The facelessness of the hundreds of thousands fleeing our time’s great cruelty is in some basic way part of their undoing. In their anonymity, the Syrian refugees running from Assad or the Islamic State appear in our political discourse as mere numbers, abstract and enormous. Save for the occasional photograph of a child’s body on a beach or some video footage of an exhausted woman in a rail station, these lost souls exist for us as an amorphous collective. To our minds, they are a vast multitude of disordered humanity, victims and victimizers, terrorists and those terrorized. Sorting them will be exhausting and imprecise and burdensome. There will be costs. And risks.
And yet every time I begin to listen to someone explain to me the social or political problem of opening our country to this breaking wave of humanity, every time some sonofabitch summons fear or prejudice or uncertainty, I am steadied and restored by my own familial history. Yes, populations are vast, uncontrollable, threatening. Their swell and weight are great enough in our frightened minds to overwhelm systems, or resources. But people are people. Our precious singularity, when at last acknowledged, makes the cowardice of our worst politicians and the fear of those who respond to their rhetoric that much more craven and shameful.
For me, I just have to turn the page of the family photo album and stare at these faces. The people of my blood, the lost branches of my tree — Esther and Solomon, Fanci and Gitel, Leo and little Batia and the others — ordinary mothers and fathers and children who an entire world failed to see as completely and irreplacably human.
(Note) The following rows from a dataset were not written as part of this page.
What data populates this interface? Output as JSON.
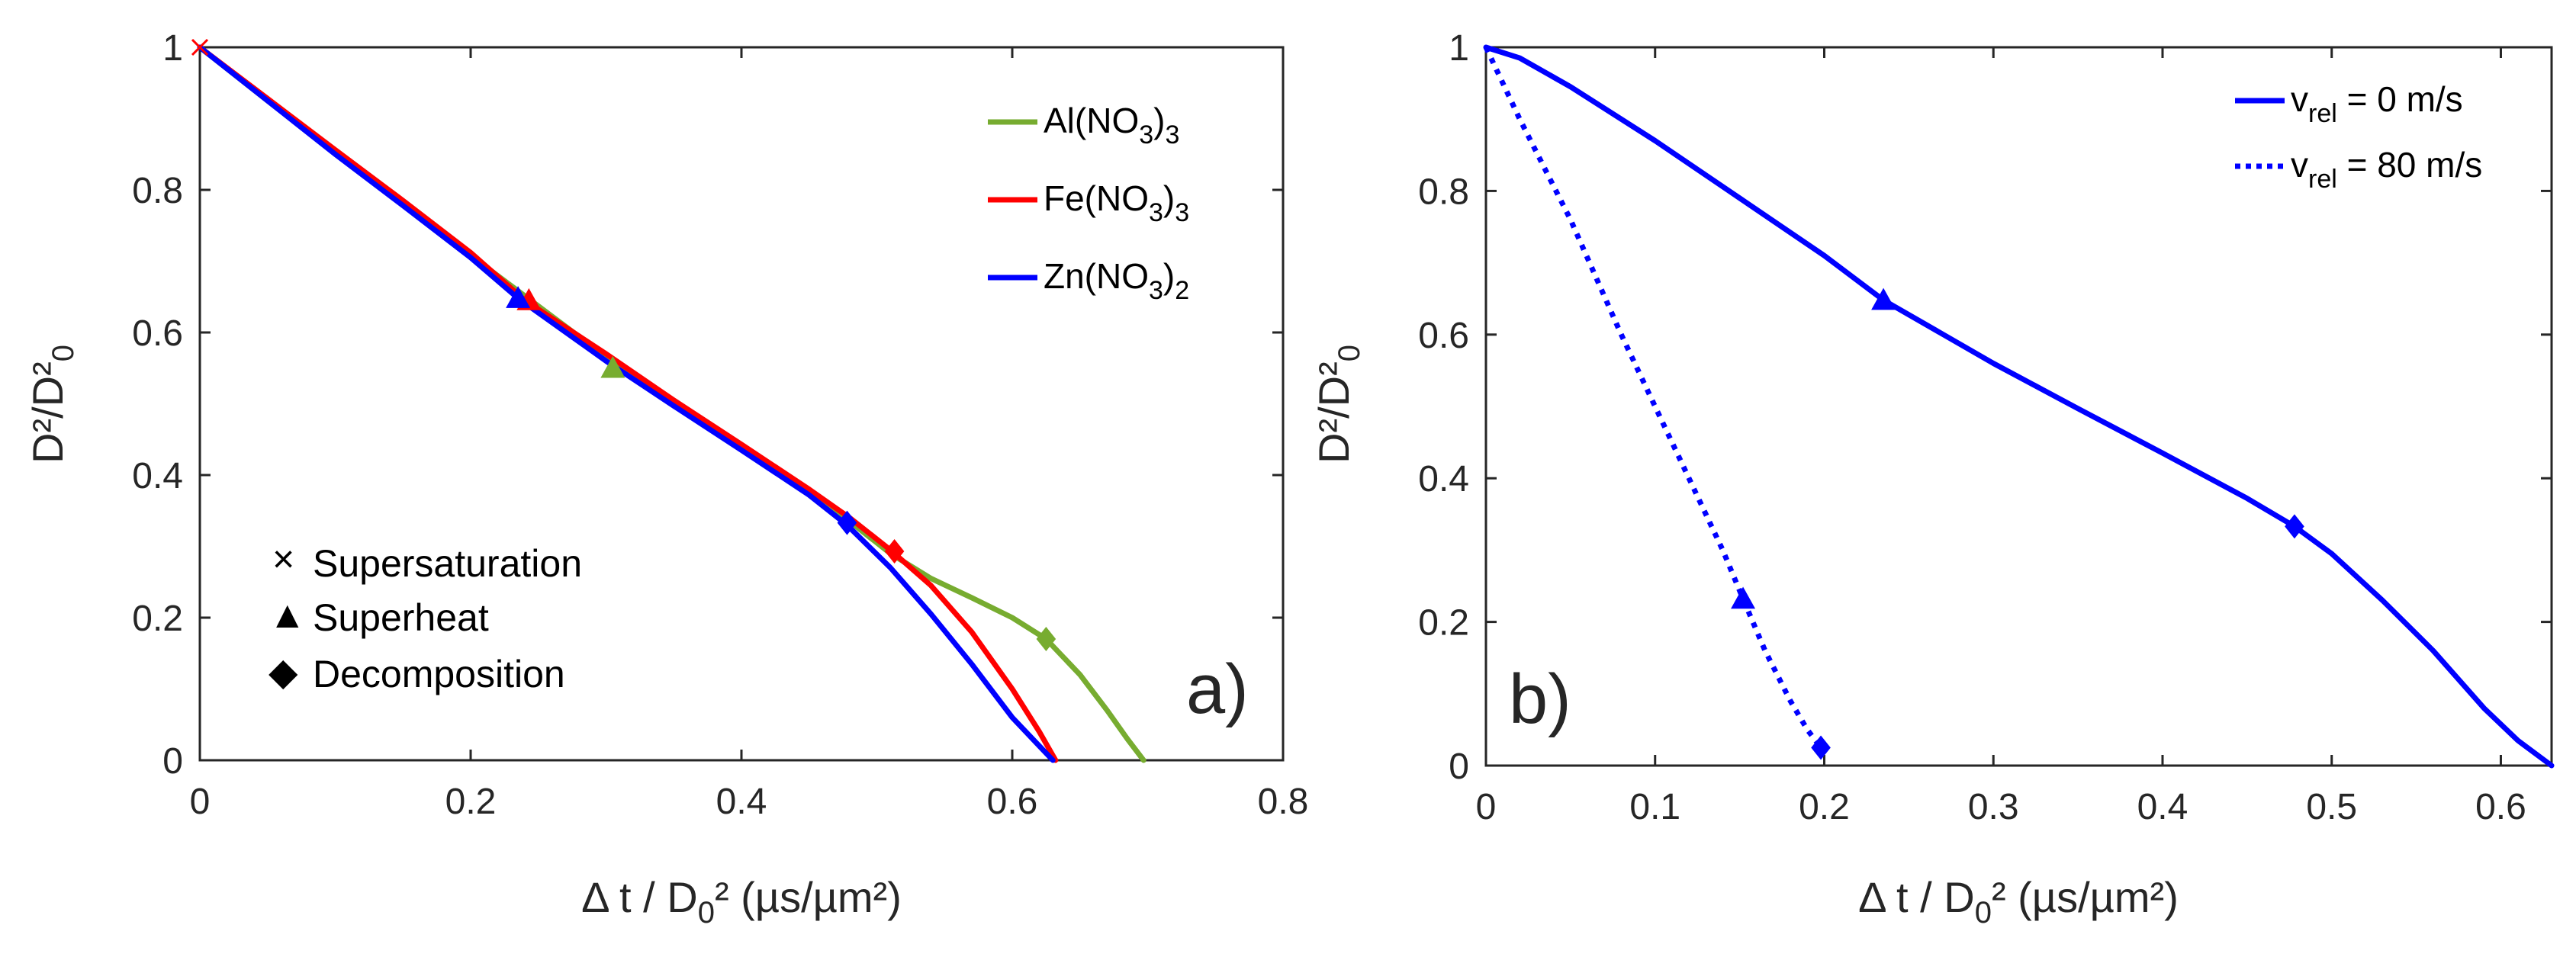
{
  "chart_data": [
    {
      "panel": "a",
      "type": "line",
      "panel_label": "a)",
      "xlabel": {
        "main": "Δ t / D",
        "sub": "0",
        "tail": "² (µs/µm²)"
      },
      "ylabel": {
        "main": "D²/D²",
        "sub": "0"
      },
      "xlim": [
        0,
        0.8
      ],
      "ylim": [
        0,
        1
      ],
      "xticks": [
        0,
        0.2,
        0.4,
        0.6,
        0.8
      ],
      "xtick_labels": [
        "0",
        "0.2",
        "0.4",
        "0.6",
        "0.8"
      ],
      "yticks": [
        0,
        0.2,
        0.4,
        0.6,
        0.8,
        1
      ],
      "ytick_labels": [
        "0",
        "0.2",
        "0.4",
        "0.6",
        "0.8",
        "1"
      ],
      "legend_position": "top-right",
      "series": [
        {
          "name": "Al(NO3)3",
          "label": {
            "main": "Al(NO",
            "sub": "3",
            "tail": ")",
            "sub2": "3"
          },
          "color": "#77ac30",
          "x": [
            0,
            0.05,
            0.1,
            0.15,
            0.2,
            0.25,
            0.3,
            0.35,
            0.4,
            0.45,
            0.48,
            0.51,
            0.54,
            0.57,
            0.6,
            0.625,
            0.65,
            0.67,
            0.685,
            0.697
          ],
          "y": [
            1,
            0.925,
            0.852,
            0.78,
            0.708,
            0.637,
            0.566,
            0.503,
            0.44,
            0.377,
            0.335,
            0.29,
            0.255,
            0.228,
            0.2,
            0.17,
            0.12,
            0.07,
            0.03,
            0
          ],
          "markers": [
            {
              "type": "superheat",
              "x": 0.305,
              "y": 0.55
            },
            {
              "type": "decomposition",
              "x": 0.625,
              "y": 0.17
            }
          ]
        },
        {
          "name": "Fe(NO3)3",
          "label": {
            "main": "Fe(NO",
            "sub": "3",
            "tail": ")",
            "sub2": "3"
          },
          "color": "#ff0000",
          "x": [
            0,
            0.05,
            0.1,
            0.15,
            0.2,
            0.24,
            0.3,
            0.35,
            0.4,
            0.45,
            0.48,
            0.51,
            0.54,
            0.57,
            0.6,
            0.62,
            0.632
          ],
          "y": [
            1,
            0.928,
            0.856,
            0.785,
            0.712,
            0.645,
            0.57,
            0.505,
            0.443,
            0.38,
            0.34,
            0.295,
            0.245,
            0.18,
            0.1,
            0.04,
            0
          ],
          "markers": [
            {
              "type": "superheat",
              "x": 0.243,
              "y": 0.645
            },
            {
              "type": "decomposition",
              "x": 0.513,
              "y": 0.293
            }
          ]
        },
        {
          "name": "Zn(NO3)2",
          "label": {
            "main": "Zn(NO",
            "sub": "3",
            "tail": ")",
            "sub2": "2"
          },
          "color": "#0000ff",
          "x": [
            0,
            0.05,
            0.1,
            0.15,
            0.2,
            0.235,
            0.3,
            0.35,
            0.4,
            0.45,
            0.478,
            0.51,
            0.54,
            0.57,
            0.6,
            0.62,
            0.63
          ],
          "y": [
            1,
            0.925,
            0.85,
            0.778,
            0.705,
            0.648,
            0.56,
            0.497,
            0.435,
            0.372,
            0.33,
            0.27,
            0.205,
            0.135,
            0.06,
            0.02,
            0
          ],
          "markers": [
            {
              "type": "superheat",
              "x": 0.235,
              "y": 0.648
            },
            {
              "type": "decomposition",
              "x": 0.478,
              "y": 0.333
            }
          ]
        }
      ],
      "extra_markers": [
        {
          "type": "supersaturation",
          "x": 0,
          "y": 1,
          "color": "#ff0000"
        }
      ],
      "marker_legend": [
        {
          "symbol": "×",
          "label": "Supersaturation"
        },
        {
          "symbol": "▲",
          "label": "Superheat"
        },
        {
          "symbol": "◆",
          "label": "Decomposition"
        }
      ]
    },
    {
      "panel": "b",
      "type": "line",
      "panel_label": "b)",
      "xlabel": {
        "main": "Δ t / D",
        "sub": "0",
        "tail": "² (µs/µm²)"
      },
      "ylabel": {
        "main": "D²/D²",
        "sub": "0"
      },
      "xlim": [
        0,
        0.63
      ],
      "ylim": [
        0,
        1
      ],
      "xticks": [
        0,
        0.1,
        0.2,
        0.3,
        0.4,
        0.5,
        0.6
      ],
      "xtick_labels": [
        "0",
        "0.1",
        "0.2",
        "0.3",
        "0.4",
        "0.5",
        "0.6"
      ],
      "yticks": [
        0,
        0.2,
        0.4,
        0.6,
        0.8,
        1
      ],
      "ytick_labels": [
        "0",
        "0.2",
        "0.4",
        "0.6",
        "0.8",
        "1"
      ],
      "legend_position": "top-right",
      "series": [
        {
          "name": "v_rel = 0 m/s",
          "label": {
            "main": "v",
            "sub": "rel",
            "tail": " = 0 m/s"
          },
          "color": "#0000ff",
          "style": "solid",
          "x": [
            0,
            0.02,
            0.05,
            0.1,
            0.15,
            0.2,
            0.235,
            0.3,
            0.35,
            0.4,
            0.45,
            0.478,
            0.5,
            0.53,
            0.56,
            0.59,
            0.61,
            0.63
          ],
          "y": [
            1,
            0.985,
            0.945,
            0.87,
            0.79,
            0.71,
            0.648,
            0.56,
            0.497,
            0.435,
            0.372,
            0.333,
            0.295,
            0.23,
            0.16,
            0.08,
            0.035,
            0
          ],
          "markers": [
            {
              "type": "superheat",
              "x": 0.235,
              "y": 0.648
            },
            {
              "type": "decomposition",
              "x": 0.478,
              "y": 0.333
            }
          ]
        },
        {
          "name": "v_rel = 80 m/s",
          "label": {
            "main": "v",
            "sub": "rel",
            "tail": " = 80 m/s"
          },
          "color": "#0000ff",
          "style": "dotted",
          "x": [
            0,
            0.02,
            0.05,
            0.08,
            0.1,
            0.12,
            0.14,
            0.152,
            0.165,
            0.18,
            0.19,
            0.198
          ],
          "y": [
            1,
            0.9,
            0.76,
            0.6,
            0.5,
            0.4,
            0.3,
            0.232,
            0.16,
            0.09,
            0.05,
            0.025
          ],
          "markers": [
            {
              "type": "superheat",
              "x": 0.152,
              "y": 0.232
            },
            {
              "type": "decomposition",
              "x": 0.198,
              "y": 0.025
            }
          ]
        }
      ]
    }
  ]
}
They, too, were a feared and unwanted wave of chaos and risk, confusion and otherness. And they were butchered on the short end of someone else’s geopolitical equation.
Knowing that much, I can’t look at these lost faces and then succumb to the worst imaginings of a Trump or a Cruz or a Carson. It would be an affront to the memory of my tribal dead, and to the fortunate journey, too, of all of those in my mother’s and father’s family who got out, who got here, or to Palestine, or Australia.
This, now, is the same moment, with the same stakes. Soon and forever, many more families will have nothing left but names and photographs over which to grieve, just as the names and images of others — today’s Tafts and Coughlins and Lindberghs — will be stained and dishonored by what they say or do in this time. These are men and women who wish to claim the mantle of moral leadership, yet would trade innocent lives for any and all chance for an abject and equivocal safety, or worse, for some immediate political gain. Tether yourself to their ugliest fears and you, too, can embrace the shame that this moment offers.
Or be more.
But know for certain that the history that is happening today — right now — will judge us all.